Georgia’s declaratory judgment statute is broad. OCGA § 9-4-2. See Calvary &c. Baptist Church v. Rome, 208 Ga. 312 (66 SE2d 726) (1951). See Lee v. Beneficial Fin. Co., 159 Ga. App. 205 (282 SE2d 770) (1981) for an application of it.
We should not cut the council off from legal guidance from the court, to which it turns before it takes action which might violate any of Crowell’s asserted rights. As repeated in Slaughter v. Faust, 155 Ga.
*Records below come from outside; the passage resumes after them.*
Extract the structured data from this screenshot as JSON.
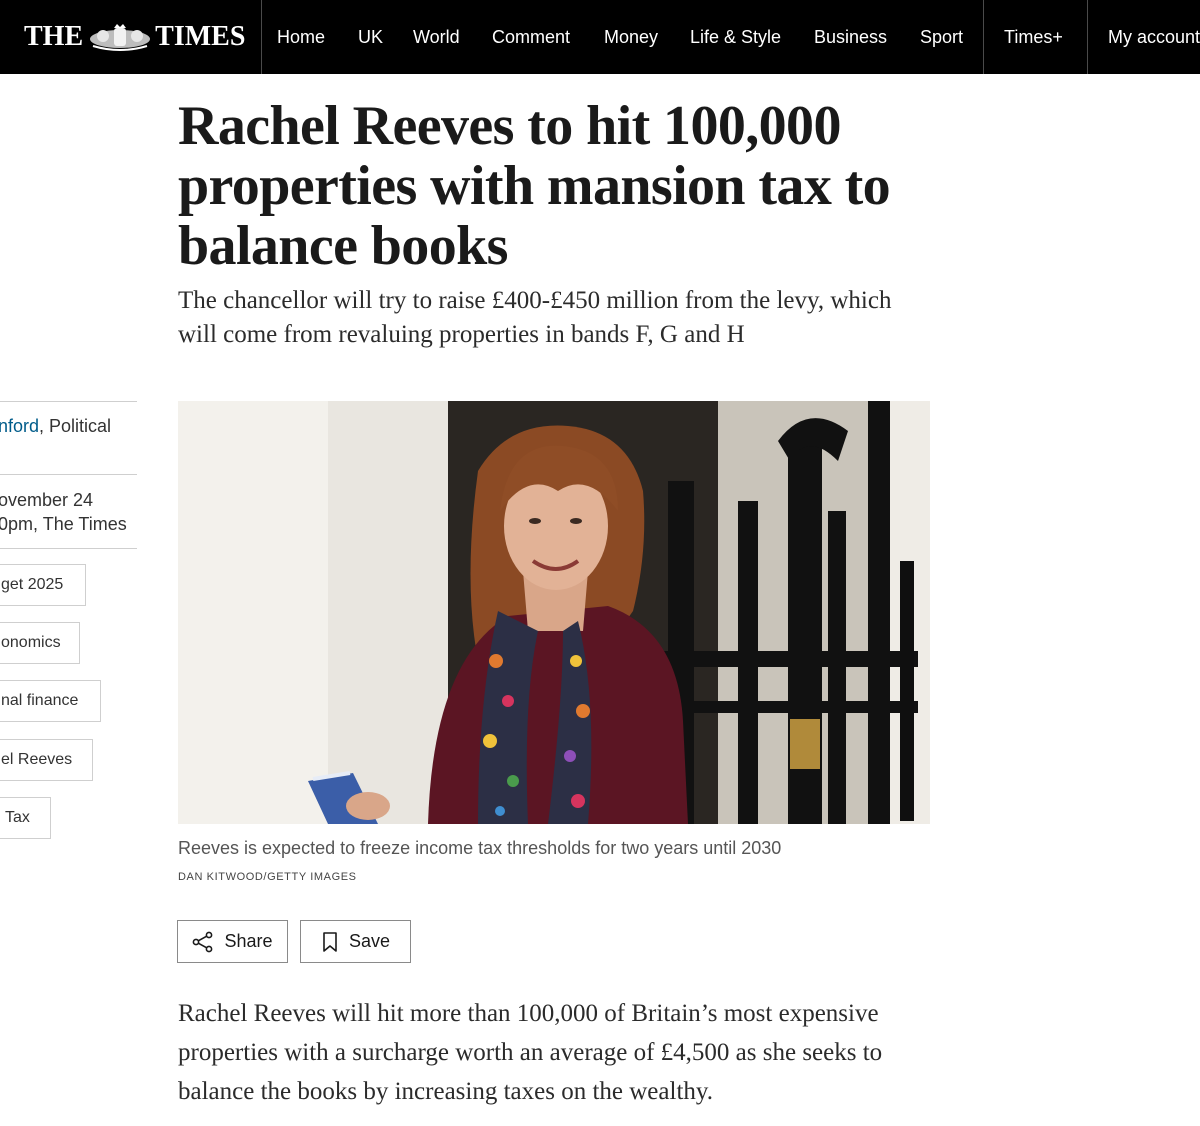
{
  "nav": {
    "logo_left": "THE",
    "logo_right": "TIMES",
    "links": [
      "Home",
      "UK",
      "World",
      "Comment",
      "Money",
      "Life & Style",
      "Business",
      "Sport"
    ],
    "times_plus": "Times+",
    "account": "My account"
  },
  "article": {
    "headline": "Rachel Reeves to hit 100,000 properties with mansion tax to balance books",
    "standfirst": "The chancellor will try to raise £400-£450 million from the levy, which will come from revaluing properties in bands F, G and H",
    "image_caption": "Reeves is expected to freeze income tax thresholds for two years until 2030",
    "image_credit": "Dan Kitwood/Getty Images",
    "body_first_paragraph": "Rachel Reeves will hit more than 100,000 of Britain’s most expensive properties with a surcharge worth an average of £4,500 as she seeks to balance the books by increasing taxes on the wealthy."
  },
  "sidebar": {
    "author_name_fragment": "nford",
    "author_role_fragment": ", Political",
    "date_line1": "ovember 24",
    "date_line2": "0pm, The Times",
    "tags": [
      "get 2025",
      "onomics",
      "nal finance",
      "el Reeves",
      "Tax"
    ]
  },
  "actions": {
    "share_label": "Share",
    "save_label": "Save"
  },
  "colors": {
    "nav_bg": "#000000",
    "link_blue": "#005c8a",
    "text": "#1a1a1a"
  }
}
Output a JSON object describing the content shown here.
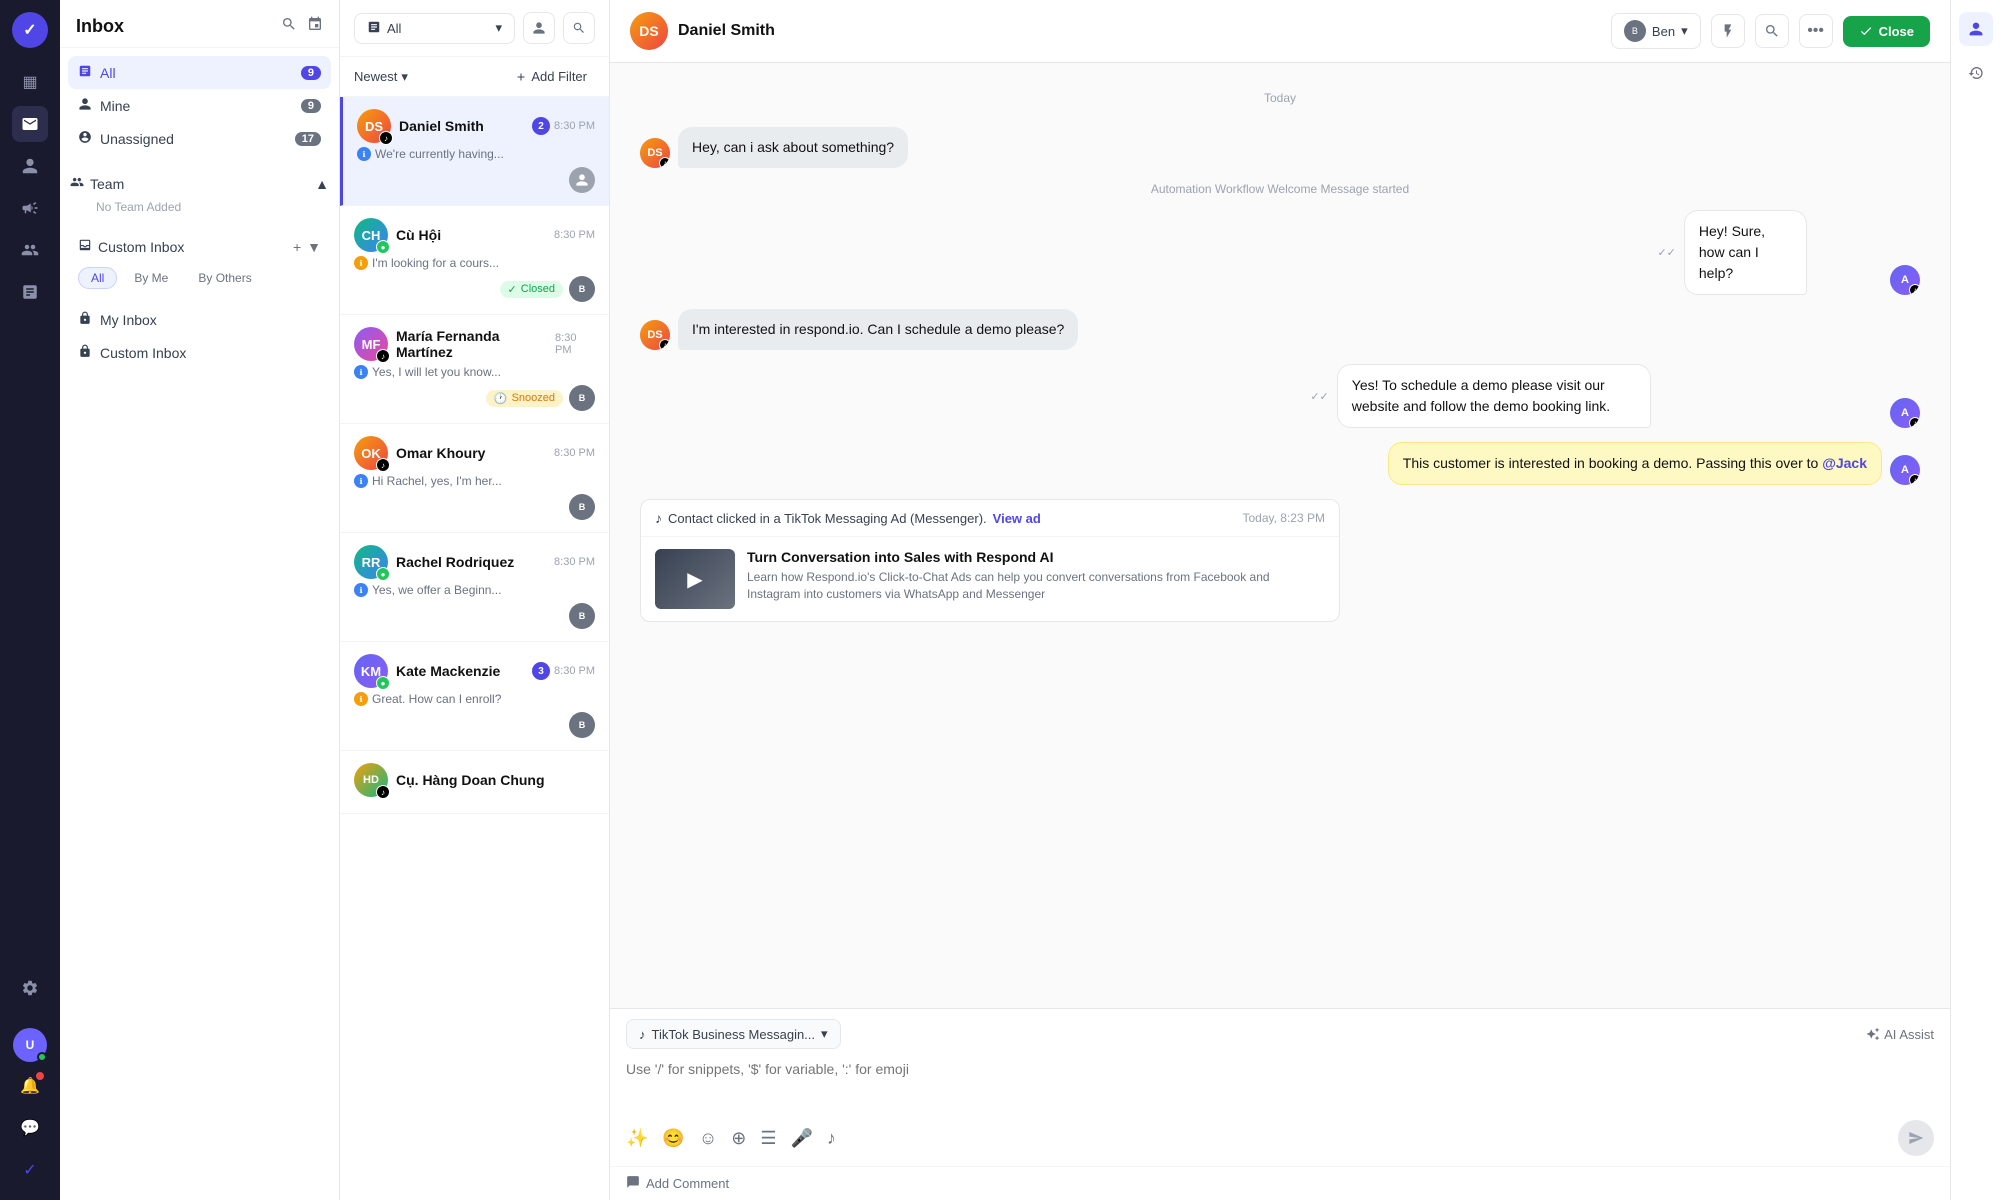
{
  "app": {
    "title": "Inbox"
  },
  "icon_bar": {
    "logo": "✓",
    "nav": [
      {
        "name": "grid-icon",
        "symbol": "▦",
        "active": false
      },
      {
        "name": "inbox-icon",
        "symbol": "✉",
        "active": true
      },
      {
        "name": "contacts-icon",
        "symbol": "👤",
        "active": false
      },
      {
        "name": "campaigns-icon",
        "symbol": "📢",
        "active": false
      },
      {
        "name": "team-icon",
        "symbol": "👥",
        "active": false
      },
      {
        "name": "reports-icon",
        "symbol": "📊",
        "active": false
      },
      {
        "name": "settings-icon",
        "symbol": "⚙",
        "active": false
      }
    ],
    "bottom": [
      {
        "name": "notification-icon",
        "symbol": "🔔"
      },
      {
        "name": "chat-icon",
        "symbol": "💬"
      },
      {
        "name": "check-icon",
        "symbol": "✓"
      }
    ],
    "avatar_initials": "U"
  },
  "sidebar": {
    "title": "Inbox",
    "nav_items": [
      {
        "label": "All",
        "count": 9,
        "active": true
      },
      {
        "label": "Mine",
        "count": 9,
        "active": false
      },
      {
        "label": "Unassigned",
        "count": 17,
        "active": false
      }
    ],
    "team_section": {
      "label": "Team",
      "no_team_text": "No Team Added"
    },
    "custom_inbox": {
      "label": "Custom Inbox",
      "tabs": [
        "All",
        "By Me",
        "By Others"
      ],
      "active_tab": "All"
    },
    "inbox_items": [
      {
        "label": "My Inbox"
      },
      {
        "label": "Custom Inbox"
      }
    ]
  },
  "conv_list": {
    "filter_label": "All",
    "sort_label": "Newest",
    "add_filter_label": "Add Filter",
    "conversations": [
      {
        "name": "Daniel Smith",
        "preview": "We're currently having...",
        "time": "8:30 PM",
        "unread": 2,
        "status": null,
        "active": true,
        "platform_color": "#3b82f6",
        "av_class": "av-daniel"
      },
      {
        "name": "Cù Hội",
        "preview": "I'm looking for a cours...",
        "time": "8:30 PM",
        "unread": 0,
        "status": "Closed",
        "status_type": "closed",
        "active": false,
        "platform_color": "#f59e0b",
        "av_class": "av-cu"
      },
      {
        "name": "María Fernanda Martínez",
        "preview": "Yes, I will let you know...",
        "time": "8:30 PM",
        "unread": 0,
        "status": "Snoozed",
        "status_type": "snoozed",
        "active": false,
        "platform_color": "#3b82f6",
        "av_class": "av-maria"
      },
      {
        "name": "Omar Khoury",
        "preview": "Hi Rachel, yes, I'm her...",
        "time": "8:30 PM",
        "unread": 0,
        "status": null,
        "active": false,
        "platform_color": "#3b82f6",
        "av_class": "av-omar"
      },
      {
        "name": "Rachel Rodriquez",
        "preview": "Yes, we offer a Beginn...",
        "time": "8:30 PM",
        "unread": 0,
        "status": null,
        "active": false,
        "platform_color": "#3b82f6",
        "av_class": "av-rachel"
      },
      {
        "name": "Kate Mackenzie",
        "preview": "Great. How can I enroll?",
        "time": "8:30 PM",
        "unread": 3,
        "status": null,
        "active": false,
        "platform_color": "#f59e0b",
        "av_class": "av-kate"
      },
      {
        "name": "Cụ. Hàng Doan Chung",
        "preview": "",
        "time": "",
        "unread": 0,
        "status": null,
        "active": false,
        "platform_color": "#3b82f6",
        "av_class": "av-hang"
      }
    ]
  },
  "chat": {
    "contact_name": "Daniel Smith",
    "agent_name": "Ben",
    "date_label": "Today",
    "close_btn": "Close",
    "messages": [
      {
        "type": "incoming",
        "text": "Hey, can i ask about something?",
        "avatar": "D"
      },
      {
        "type": "system",
        "text": "Automation Workflow Welcome Message started"
      },
      {
        "type": "outgoing",
        "text": "Hey! Sure, how can I help?",
        "avatar": "A"
      },
      {
        "type": "incoming",
        "text": "I'm interested in respond.io. Can I schedule a demo please?",
        "avatar": "D"
      },
      {
        "type": "outgoing",
        "text": "Yes! To schedule a demo please visit our website and follow the demo booking link.",
        "avatar": "A"
      },
      {
        "type": "outgoing_highlight",
        "text": "This customer is interested in booking a demo. Passing this over to @Jack",
        "avatar": "A",
        "mention": "@Jack"
      }
    ],
    "ad_card": {
      "icon": "♪",
      "description": "Contact clicked in a TikTok Messaging Ad (Messenger).",
      "view_ad_label": "View ad",
      "timestamp": "Today, 8:23 PM",
      "title": "Turn Conversation into Sales with Respond AI",
      "body": "Learn how Respond.io's Click-to-Chat Ads can help you convert conversations from Facebook and Instagram into customers via WhatsApp and Messenger"
    },
    "compose": {
      "channel_label": "TikTok Business Messagin...",
      "placeholder": "Use '/' for snippets, '$' for variable, ':' for emoji",
      "ai_assist_label": "AI Assist",
      "add_comment_label": "Add Comment"
    }
  }
}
App. 68, 69 (270 SE2d 218) (1980): “this is not a case in which the rights of the parties have accrued, rendering declaratory judgment inappropriate. ‘The object of the declaratory judgment is to permit determination of a controversy before obligations are repudiated or rights are violated . . . [I]ts purpose is to permit one who is walking in the dark to ascertain where he is and where he is going, to turn on the light before he steps rather than after he has stepped in a hole. [Cits.]’ Rowan v. Herring, 214 Ga. 370, 374 (105 SE2d 29).”
Here the city council is that “one who is walking in the dark.” The conflict, in context, thus made it ripe for declaratory relief.
I am authorized to state that Judge Pope joins in this dissent.